I finished getting them dressed and then sent Tru downstairs while I sat down with Jem to have the following conversation.
Me: Do you know why I want to talk to you?Jem: Because I let Truett out.
Me: That’s true but there was something else you did that was much worse. Do you know what that was?
Jem: I lied.
Me: That’s right buddy. How do you think God feels when you lie?
Jem: He forgives me.
I probably should have quit right then and there. I mean he was using advanced theology on me. But I pressed on.
Me: That’s true. He does forgive you. But do you think He likes it when you lie?
Jem: No
Me: Can you tell me why you lied about it?

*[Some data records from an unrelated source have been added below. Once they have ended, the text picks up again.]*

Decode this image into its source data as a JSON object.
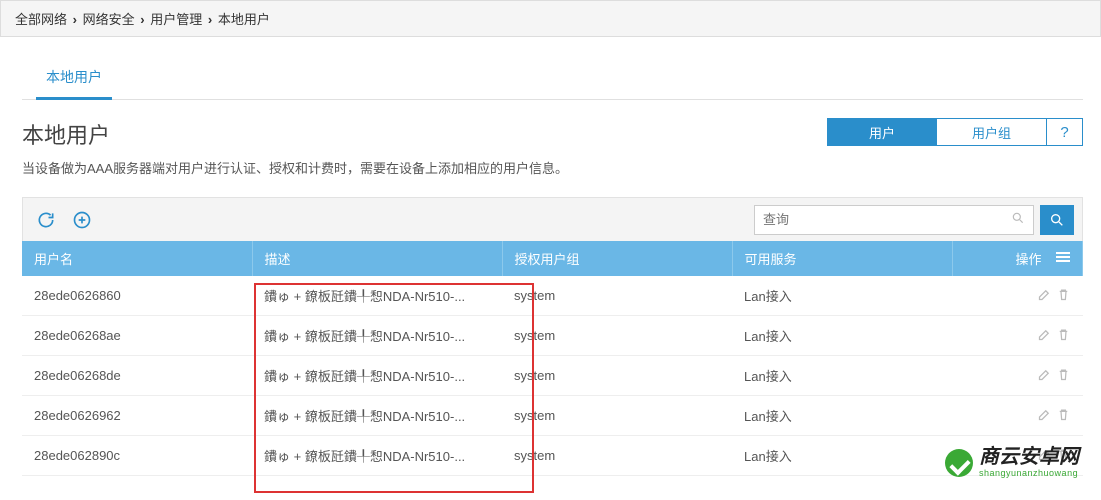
{
  "breadcrumb": [
    "全部网络",
    "网络安全",
    "用户管理",
    "本地用户"
  ],
  "tabs": [
    {
      "label": "本地用户",
      "active": true
    }
  ],
  "page": {
    "title": "本地用户",
    "subtitle": "当设备做为AAA服务器端对用户进行认证、授权和计费时，需要在设备上添加相应的用户信息。"
  },
  "pill_tabs": {
    "user": "用户",
    "usergroup": "用户组"
  },
  "search": {
    "placeholder": "查询"
  },
  "columns": {
    "username": "用户名",
    "description": "描述",
    "auth_group": "授权用户组",
    "service": "可用服务",
    "ops": "操作"
  },
  "rows": [
    {
      "username": "28ede0626860",
      "description": "鐨ゅ + 鐐板瓩鐨╀惒NDA-Nr510-...",
      "group": "system",
      "service": "Lan接入"
    },
    {
      "username": "28ede06268ae",
      "description": "鐨ゅ + 鐐板瓩鐨╀惒NDA-Nr510-...",
      "group": "system",
      "service": "Lan接入"
    },
    {
      "username": "28ede06268de",
      "description": "鐨ゅ + 鐐板瓩鐨╀惒NDA-Nr510-...",
      "group": "system",
      "service": "Lan接入"
    },
    {
      "username": "28ede0626962",
      "description": "鐨ゅ + 鐐板瓩鐨╀惒NDA-Nr510-...",
      "group": "system",
      "service": "Lan接入"
    },
    {
      "username": "28ede062890c",
      "description": "鐨ゅ + 鐐板瓩鐨╀惒NDA-Nr510-...",
      "group": "system",
      "service": "Lan接入"
    }
  ],
  "watermark": {
    "cn": "商云安卓网",
    "py": "shangyunanzhuowang"
  }
}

At this point I was looking for him to say something about not wanting to get into trouble. Isn’t that why we usually lie? It's either to prevent someone from being hurt or to keep ourselves out of trouble. Often, it is a combination of both. But instead, he looked at me and said, “Because I like to.” I quickly called our pastor and asked him to pray for my child’s soul. Totally kidding on that one, but the response did throw me a little bit. I’m used to defiance and disobedience, bad attitudes and sibling squabbles. But getting to this age where it is time to start dealing with matters of the heart is scary. I wish I could say that I had a super great response but I might have mumbled something like, “Well, that’s kind of weird.” And then I fumbled through an explanation about having a good heart and being kind and honest. All in all, not my finest moment of parenting but I'm entering into a new phase that I haven't dealt with before. This is one of those times when I do my best and leave the rest of it up to God.